Last week on Fox Toledo we discussed the potential impacts of the natural disasters in Japan on the global economy and financial markets.
At that time much of the damage from the earthquake, along with the ensuing tsunami and after-shocks, was still being assessed. Based on what we were seeing from early reports we explained that the economic impact felt here in the United States should actually be relatively muted; that the greatest impact would be felt by those holding investments in companies that have been directly affected.
Obviously this does not include the myriad of Japanese who have, sadly, lost their homes, their businesses, or even their lives.
We started off by explaining that events like those in Japan "don't shape markets, they shock markets." However, we also realized that the situation in Japan was and is still very fluid, and that consequences could be very different if problems like those we are seeing with the Fukushima reactors continue.

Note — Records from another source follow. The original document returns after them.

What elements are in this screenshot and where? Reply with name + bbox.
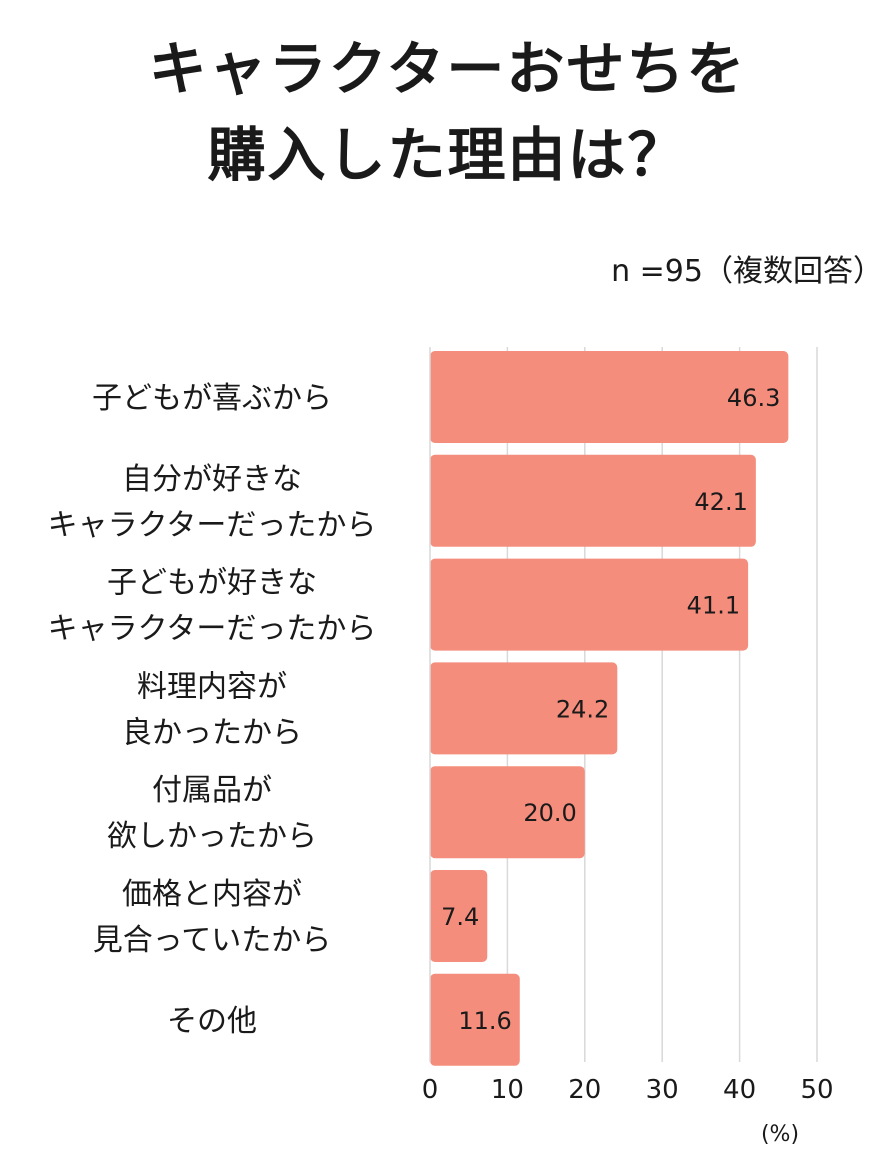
x-tick-label: 50 xyxy=(800,1075,833,1105)
x-tick-label: 0 xyxy=(422,1075,439,1105)
value-label: 42.1 xyxy=(694,488,747,516)
category-label: 料理内容が xyxy=(137,669,287,704)
category-label: キャラクターだったから xyxy=(48,508,377,543)
category-label: 良かったから xyxy=(122,715,302,750)
category-label: 価格と内容が xyxy=(122,877,302,912)
bar xyxy=(430,454,756,547)
bar xyxy=(430,870,488,962)
sample-note: n =95（複数回答） xyxy=(611,254,883,289)
category-label: 自分が好きな xyxy=(122,462,302,497)
bar xyxy=(430,662,618,755)
bar xyxy=(430,558,749,651)
x-tick-label: 30 xyxy=(646,1075,679,1105)
bar xyxy=(430,973,520,1066)
category-label: その他 xyxy=(167,1004,257,1039)
bar xyxy=(430,351,789,443)
value-label: 41.1 xyxy=(687,592,740,620)
category-label: 子どもが好きな xyxy=(107,566,317,601)
category-label: キャラクターだったから xyxy=(48,612,377,647)
category-label: 子どもが喜ぶから xyxy=(92,381,332,416)
x-tick-label: 40 xyxy=(723,1075,756,1105)
x-tick-label: 10 xyxy=(491,1075,524,1105)
value-label: 24.2 xyxy=(556,695,609,723)
value-label: 11.6 xyxy=(458,1007,511,1035)
category-label: 見合っていたから xyxy=(93,923,332,958)
bar xyxy=(430,766,585,859)
value-label: 7.4 xyxy=(441,903,479,931)
value-label: 46.3 xyxy=(727,384,780,412)
x-unit-label: (%) xyxy=(761,1122,799,1147)
category-label: 付属品が xyxy=(152,773,272,808)
chart-title-line-2: 購入した理由は？ xyxy=(207,121,688,189)
category-label: 欲しかったから xyxy=(107,819,317,854)
x-tick-label: 20 xyxy=(568,1075,601,1105)
chart-title-line-1: キャラクターおせちを xyxy=(148,35,747,103)
value-label: 20.0 xyxy=(523,799,576,827)
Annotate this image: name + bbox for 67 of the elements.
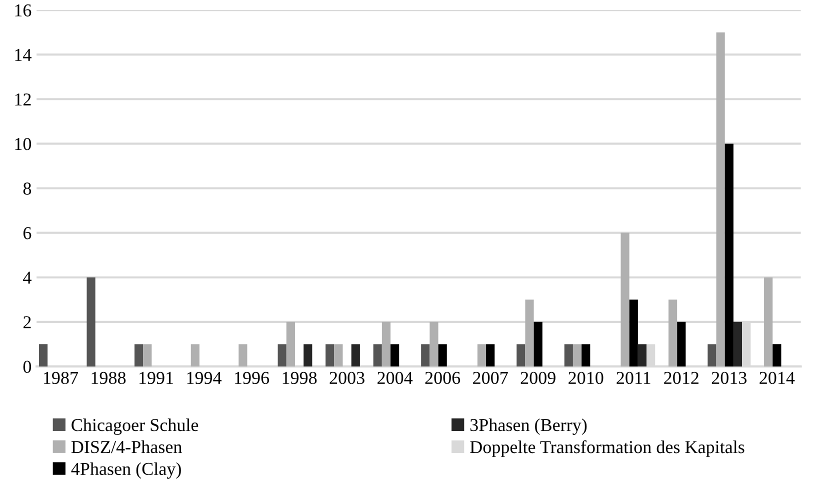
bar [438,344,447,366]
bar [286,322,295,366]
x-tick-label: 2012 [664,372,698,384]
bar [516,344,526,366]
y-tick-label: 2 [23,316,31,328]
x-tick-label: 2014 [760,372,795,384]
bar [772,344,782,366]
x-tick-label: 1988 [92,372,126,384]
bar [304,344,312,366]
x-tick-label: 1991 [140,372,173,384]
bar [430,322,438,366]
x-tick-label: 1994 [187,372,222,384]
x-tick-label: 1996 [235,372,270,384]
legend-label: Chicagoer Schule [72,418,198,435]
bar [351,344,360,366]
bar [764,277,773,366]
bar [477,344,486,366]
bar [572,344,582,366]
bar [733,322,742,366]
bar [724,144,734,366]
bar [278,344,286,366]
y-tick-label: 16 [15,4,32,16]
legend-label: Doppelte Transformation des Kapitals [470,440,744,457]
x-tick-label: 2007 [473,372,508,384]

For the most part, what we said then still holds true: we still expect the impact of these events on the global economy and the world's financial markets to be fairly low. Outside of Japan, we expect that those who will be hurt the most by these events will be those with investments in Japanese companies.
All-in-all, we believe that the vast majority of the decline in the worlds' capital markets has been due to fear, not economics. As we said on Fox Toledo, these events have caused many investors to re-assess some of the risks in their portfolios. Unfortunately, the fear resulting from the events of last week have caused the US stock markets to give back almost all of their gains for 2011.
As reports continue to come out of the region, it becomes increasingly clear that Japan's domestic economy has suffered tremendous blows as a result of the natural disasters there. These problems will only get worse if the reactor problems continue to worsen, as the time required to rebuild would only be extended.
However, even if the reactor problems do spread, we still expect the effects on the global economy to remain minimal. The only exception would be if Japan's manufacturing capacity is affected, though it has remained mostly untouched so far.
The little impact that has been seen so far on Japan's manufacturing industry has been due to limited electricity. While the earthquake(s) and tsunami don't appear to have hit Japan's manufacturing center directly, they have damaged both (a) the infrastructure used to get products into and out of the country, and (b) the production of electricity used to manufacture goods.
Though the disasters in Japan didn't strike industrial plants, they did strike in areas that seemed to have high concentrations of electricity-producing facilities. Already we're hearing stories of rationing electricity, as well as goods like food, oil, et cetera. This, in turn, is hurting manufacturing.
There's another aspect to these events that we didn't get the chance to cover last week, and that is how they further support what we've been saying for sometime: Manufacturing will return to America.
In our discussion with the local Fox affiliate, we did point out that events like those in Japan remind the public of the risks involved in investing internationally. Additionally, they also remind businessmen of the dangers of putting down roots in higher-risk areas.
After all, there's a reason that you don't hear about many businesses setting up shop in Colombia, Venezuela, or the Middle East; all areas with significant exposure to political turmoil.
The stories coming out of Japan should also serve to remind business leadership to consider geographic risks, not only as they relate to shipping costs but also the potential for natural disasters. Apart from the potential damage caused by disasters themselves, we are also being reminded of the threat of commercial downtime caused by any ensuing fallout, plus the time required for clean-up before business can return to normal.
It goes without saying that our thoughts and prayers go out to those in Japan who have been so terribly impacted by the events of last week. We can only hope that the problems there do not continue to compound, and that people around the world can learn valuable lessons from this tragedy.